1 interpolation (base class)

This class holds a reference to a volume field, and explicitly holds references to some of its components. It is an abstract base class that provides an interface for the other classes in this family.

2 interpolationCell

This class is an implementation of a nearest-cell interpolation, and although it appears trivial (i.e. interpolating to the nearest cell in a class that requires the cell index as a parameter!), when loaded by runTime selection by a post-processing utility, this class basically turns off interpolation. There are no explicit manifestations of this class in OpenFOAM - it is loaded exclusively by runTime selection.

3 interpolationCellPoint

Interpolate to an arbitrary location within a cell. This class works by:

  • breaking each face down into triangles;
  • defining tetrahedra using these triangles and the cell centre-point;
  • cycling through all tetrahedra to find which encloses the arbitrary point; and
  • using inverse distance weights to perform linear interpolation.

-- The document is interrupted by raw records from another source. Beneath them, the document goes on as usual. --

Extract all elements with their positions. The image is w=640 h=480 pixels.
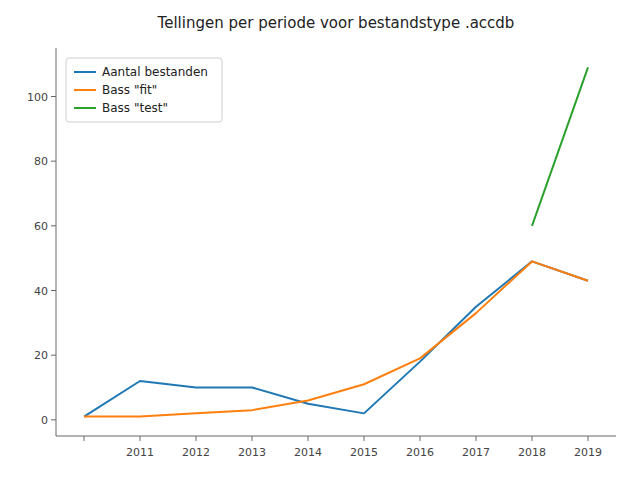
x-tick	[476, 436, 477, 441]
x-tick-label: 2013	[238, 446, 266, 459]
x-tick	[196, 436, 197, 441]
x-tick-label: 2018	[518, 446, 546, 459]
x-tick	[140, 436, 141, 441]
y-tick	[51, 290, 56, 291]
x-tick-label: 2017	[462, 446, 490, 459]
legend-swatch	[74, 107, 96, 109]
legend: Aantal bestanden Bass "fit" Bass "test"	[66, 58, 222, 122]
y-tick-label: 40	[34, 285, 48, 298]
series-line	[532, 67, 588, 225]
y-tick	[51, 355, 56, 356]
series-line	[84, 261, 588, 416]
series-line	[84, 261, 588, 416]
legend-label: Bass "test"	[102, 101, 168, 115]
title: Tellingen per periode voor bestandstype …	[157, 14, 515, 32]
x-tick-label: 2014	[294, 446, 322, 459]
axes: 0 20 40 60 80 100 2011 2012 2013 2014 2015 2016 2017…	[27, 48, 616, 459]
y-tick-label: 60	[34, 220, 48, 233]
x-tick-label: 2019	[574, 446, 602, 459]
x-tick-label: 2016	[406, 446, 434, 459]
y-tick	[51, 225, 56, 226]
y-axis-line	[56, 48, 57, 436]
legend-label: Aantal bestanden	[102, 65, 208, 79]
y-tick-label: 20	[34, 349, 48, 362]
legend-swatch	[74, 71, 96, 73]
x-tick-label: 2012	[182, 446, 210, 459]
x-tick	[84, 436, 85, 441]
y-tick-label: 0	[41, 414, 48, 427]
x-tick	[588, 436, 589, 441]
y-tick-label: 100	[27, 91, 48, 104]
y-tick	[51, 96, 56, 97]
x-tick	[420, 436, 421, 441]
legend-swatch	[74, 89, 96, 91]
x-tick	[364, 436, 365, 441]
y-tick	[51, 161, 56, 162]
y-tick	[51, 419, 56, 420]
x-tick	[252, 436, 253, 441]
chart-svg: Tellingen per periode voor bestandstype …	[0, 0, 640, 480]
x-tick-label: 2011	[126, 446, 154, 459]
x-tick	[532, 436, 533, 441]
legend-label: Bass "fit"	[102, 83, 157, 97]
x-tick-label: 2015	[350, 446, 378, 459]
chart-container: Tellingen per periode voor bestandstype …	[0, 0, 640, 480]
x-tick	[308, 436, 309, 441]
legend-box	[66, 58, 222, 122]
y-tick-label: 80	[34, 155, 48, 168]
x-axis-line	[56, 436, 616, 437]
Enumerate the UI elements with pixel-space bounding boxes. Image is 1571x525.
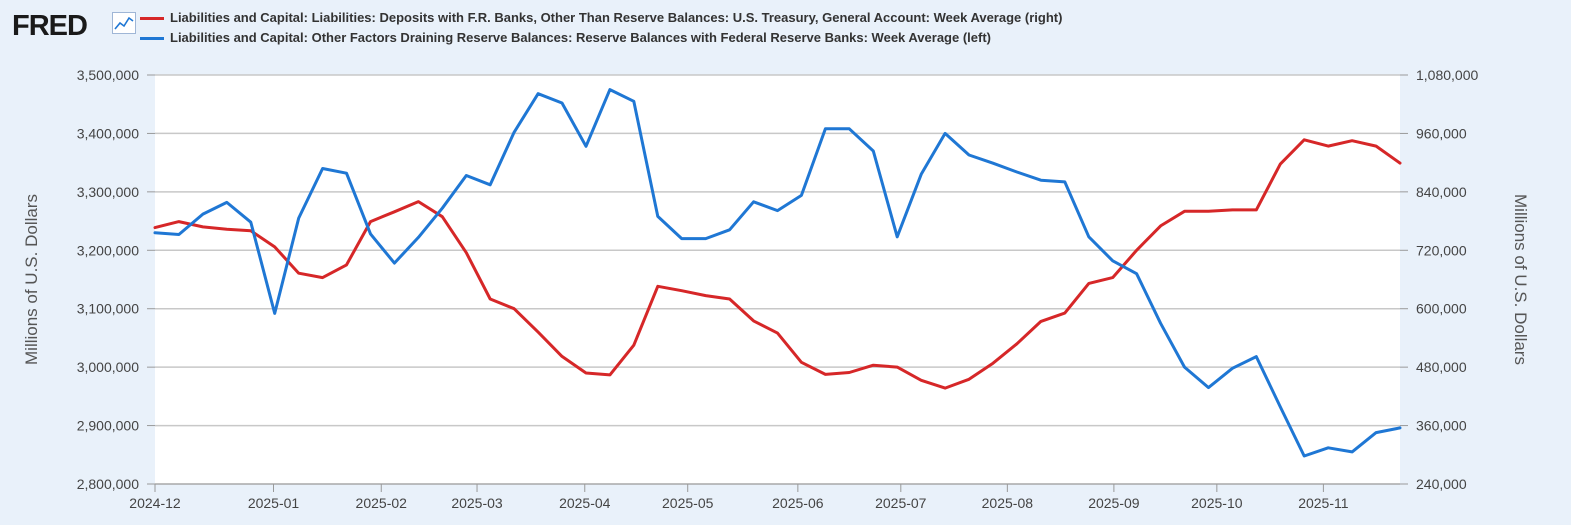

4 interpolationCellPointFace

Given an arbitrary point within the cell, find the nearest point on one of its faces. This class works by:

  • finding a candidate face by projecting a line from the cell-centre through the arbitrary point;
  • decomposing the cell face into traingles that include the face centre-point and two vertices;
  • defining tetrahedra using these triangles and the cell centre-point;
  • searches for the tetrahedron enclosing the point;
  • if this fails, it repeats this for all faces;
  • if the face is not an empty fvpatch, it returns the normal projection of the point onto the selected face;
  • if the face is an empty fvpatch, it returns the cell centre instead.